As such if significant a significant effect is detected, a natural follow-up would be to determine where the difference exists.

Two-way ANOVA model with no interaction

library(stats)
library(ggplot2)
library(dplyr)

# Example data frame format
df_toxicity = pd.read_csv("toxicity_data.csv")
twoway_lmodel <- lm(formula = Y_concentration ~ Dosage + Age, data = df_toxicity)
print(summary(twoway_lmodel))

Two-way ANOVA model with interaction

library(stats)
library(ggplot2)
library(dplyr)

twoway_interaction_lmodel <- lm(formula = Y_concentration ~ Dosage + Age + Dosage:Age, data = df_toxicity)
print(summary(twoway_interaction_lmodel))

Post-hoc test for multiple comparison

If the null hypothesis is rejected in favor of the alternate (that is, if toxicity is detected), we neewould need to perform a post-hoc analysis.

Depending on the application, it may be important to execute planned comparisons. We do this by defining contrast and ensuring that the defined constrast are orthogonal.

Performing all possible multiple comparisons can increase the probability of error, and lead to incorrect and sometimes contradicting conclusions.

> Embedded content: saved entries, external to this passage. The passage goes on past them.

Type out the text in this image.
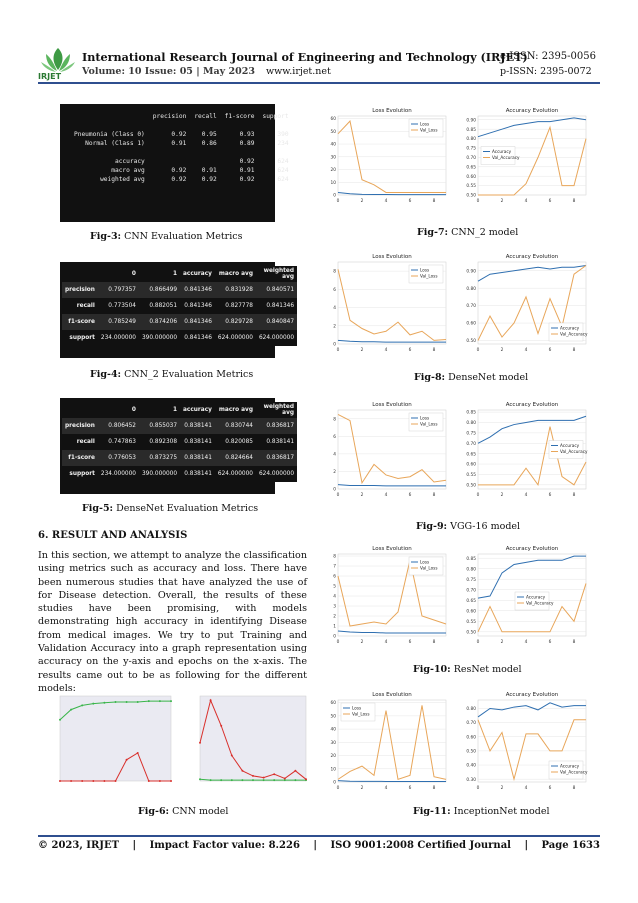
IRJET
International Research Journal of Engineering and Technology (IRJET)
e-ISSN: 2395-0056
Volume: 10 Issue: 05 | May 2023 www.irjet.net	p-ISSN: 2395-0072
	precision	recall	f1-score	support

Pneumonia (Class 0)	0.92	0.95	0.93	390
Normal (Class 1)	0.91	0.86	0.89	234

accuracy			0.92	624
macro avg	0.92	0.91	0.91	624
weighted avg	0.92	0.92	0.92	624
Fig-3: CNN Evaluation Metrics
	0	1	accuracy	macro avg	weighted avg
precision	0.797357	0.866499	0.841346	0.831928	0.840571
recall	0.773504	0.882051	0.841346	0.827778	0.841346
f1-score	0.785249	0.874206	0.841346	0.829728	0.840847
support	234.000000	390.000000	0.841346	624.000000	624.000000
Fig-4: CNN_2 Evaluation Metrics
	0	1	accuracy	macro avg	weighted avg
precision	0.806452	0.855037	0.838141	0.830744	0.836817
recall	0.747863	0.892308	0.838141	0.820085	0.838141
f1-score	0.776053	0.873275	0.838141	0.824664	0.836817
support	234.000000	390.000000	0.838141	624.000000	624.000000
Fig-5: DenseNet Evaluation Metrics
6. RESULT AND ANALYSIS
In this section, we attempt to analyze the classification using metrics such as accuracy and loss. There have been numerous studies that have analyzed the use of for Disease detection. Overall, the results of these studies have been promising, with models demonstrating high accuracy in identifying Disease from medical images. We try to put Training and Validation Accuracy into a graph representation using accuracy on the y-axis and epochs on the x-axis. The results came out to be as following for the different models:
Loss Evolution
0
10
20
30
40
50
60
0	2	4	6	8
Loss
Val_Loss
Accuracy Evolution
0.50
0.55
0.60
0.65
0.70
0.75
0.80
0.85
0.90
0	2	4	6	8
Accuracy
Val_Accuracy
Fig-7: CNN_2 model
Loss Evolution
0
2
4
6
8
0	2	4	6	8
Loss
Val_Loss
Accuracy Evolution
0.50
0.60
0.70
0.80
0.90
0	2	4	6	8
Accuracy
Val_Accuracy
Fig-8: DenseNet model
Loss Evolution
0
2
4
6
8
0	2	4	6	8
Loss
Val_Loss
Accuracy Evolution
0.50
0.55
0.60
0.65
0.70
0.75
0.80
0.85
0	2	4	6	8
Accuracy
Val_Accuracy
Fig-9: VGG-16 model
Loss Evolution
0
1
2
3
4
5
6
7
8
0	2	4	6	8
Loss
Val_Loss
Accuracy Evolution
0.50
0.55
0.60
0.65
0.70
0.75
0.80
0.85
0	2	4	6	8
Accuracy
Val_Accuracy
Fig-10: ResNet model
Loss Evolution
0
10
20
30
40
50
60
0	2	4	6	8
Loss
Val_Loss
Accuracy Evolution
0.30
0.40
0.50
0.60
0.70
0.80
0	2	4	6	8
Accuracy
Val_Accuracy
Fig-11: InceptionNet model
Fig-6: CNN model
© 2023, IRJET | Impact Factor value: 8.226 | ISO 9001:2008 Certified Journal | Page 1633
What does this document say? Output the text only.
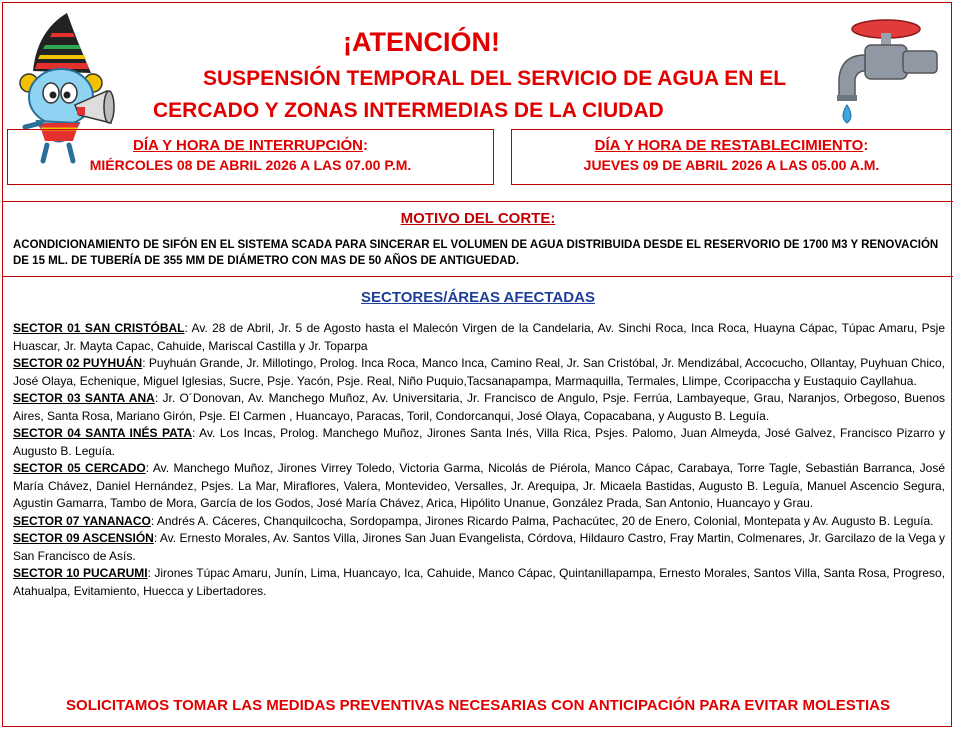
¡ATENCIÓN!
SUSPENSIÓN TEMPORAL DEL SERVICIO DE AGUA EN EL
CERCADO Y ZONAS INTERMEDIAS DE LA CIUDAD
DÍA Y HORA DE INTERRUPCIÓN:
MIÉRCOLES 08 DE ABRIL 2026 A LAS 07.00 P.M.
DÍA Y HORA DE RESTABLECIMIENTO:
JUEVES 09 DE ABRIL 2026 A LAS 05.00 A.M.
MOTIVO DEL CORTE:
ACONDICIONAMIENTO DE SIFÓN EN EL SISTEMA SCADA PARA SINCERAR EL VOLUMEN DE AGUA DISTRIBUIDA DESDE EL RESERVORIO DE 1700 M3 Y RENOVACIÓN DE 15 ML. DE TUBERÍA DE 355 MM DE DIÁMETRO CON MAS DE 50 AÑOS DE ANTIGUEDAD.
SECTORES/ÁREAS AFECTADAS

SECTOR 01 SAN CRISTÓBAL: Av. 28 de Abril, Jr. 5 de Agosto hasta el Malecón Virgen de la Candelaria, Av. Sinchi Roca, Inca Roca, Huayna Cápac, Túpac Amaru, Psje Huascar, Jr. Mayta Capac, Cahuide, Mariscal Castilla y Jr. Toparpa

SECTOR 02 PUYHUÁN: Puyhuán Grande, Jr. Millotingo, Prolog. Inca Roca, Manco Inca, Camino Real, Jr. San Cristóbal, Jr. Mendizábal, Accocucho, Ollantay, Puyhuan Chico, José Olaya, Echenique, Miguel Iglesias, Sucre, Psje. Yacón, Psje. Real, Niño Puquio,Tacsanapampa, Marmaquilla, Termales, Llimpe, Ccoripaccha y Eustaquio Cayllahua.

SECTOR 03 SANTA ANA: Jr. O´Donovan, Av. Manchego Muñoz, Av. Universitaria, Jr. Francisco de Angulo, Psje. Ferrúa, Lambayeque, Grau, Naranjos, Orbegoso, Buenos Aires, Santa Rosa, Mariano Girón, Psje. El Carmen , Huancayo, Paracas, Toril, Condorcanqui, José Olaya, Copacabana, y Augusto B. Leguía.

SECTOR 04 SANTA INÉS PATA: Av. Los Incas, Prolog. Manchego Muñoz, Jirones Santa Inés, Villa Rica, Psjes. Palomo, Juan Almeyda, José Galvez, Francisco Pizarro y Augusto B. Leguía.

SECTOR 05 CERCADO: Av. Manchego Muñoz, Jirones Virrey Toledo, Victoria Garma, Nicolás de Piérola, Manco Cápac, Carabaya, Torre Tagle, Sebastián Barranca, José María Chávez, Daniel Hernández, Psjes. La Mar, Miraflores, Valera, Montevideo, Versalles, Jr. Arequipa, Jr. Micaela Bastidas, Augusto B. Leguía, Manuel Ascencio Segura, Agustin Gamarra, Tambo de Mora, García de los Godos, José María Chávez, Arica, Hipólito Unanue, González Prada, San Antonio, Huancayo y Grau.

SECTOR 07 YANANACO: Andrés A. Cáceres, Chanquilcocha, Sordopampa, Jirones Ricardo Palma, Pachacútec, 20 de Enero, Colonial, Montepata y Av. Augusto B. Leguía.

SECTOR 09 ASCENSIÓN: Av. Ernesto Morales, Av. Santos Villa, Jirones San Juan Evangelista, Córdova, Hildauro Castro, Fray Martin, Colmenares, Jr. Garcilazo de la Vega y San Francisco de Asís.

SECTOR 10 PUCARUMI: Jirones Túpac Amaru, Junín, Lima, Huancayo, Ica, Cahuide, Manco Cápac, Quintanillapampa, Ernesto Morales, Santos Villa, Santa Rosa, Progreso, Atahualpa, Evitamiento, Huecca y Libertadores.

SOLICITAMOS TOMAR LAS MEDIDAS PREVENTIVAS NECESARIAS CON ANTICIPACIÓN PARA EVITAR MOLESTIAS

Assuming the specified significance level (probability of rejecting a true null hypothesis), \(\alpha=0.05\). Say we choose to perform 5 other post-hoc comparisons, then the probability of making this error is no longer \(5\%\). Instead, it is:

\[P(error) = 1 - (1-0.05)^6 \approx 0.26\]

which is about 26%.

multiple_comparison <- pairwise.t.test(df_toxicity$Y_concentration, df_toxicity$Dosage, p.adjust.method = 'bonferroni', conf.level=0.95)

print(multiple_comparison)

⚖️ Ethical Considerations

Follow NIH guidelines for human subjects.
For animal subjects, adhere to IACUC regulations.
Use the minimum number of animals required for statistical power.
Prioritize animal welfare—minimize pain and suffering throughout the study.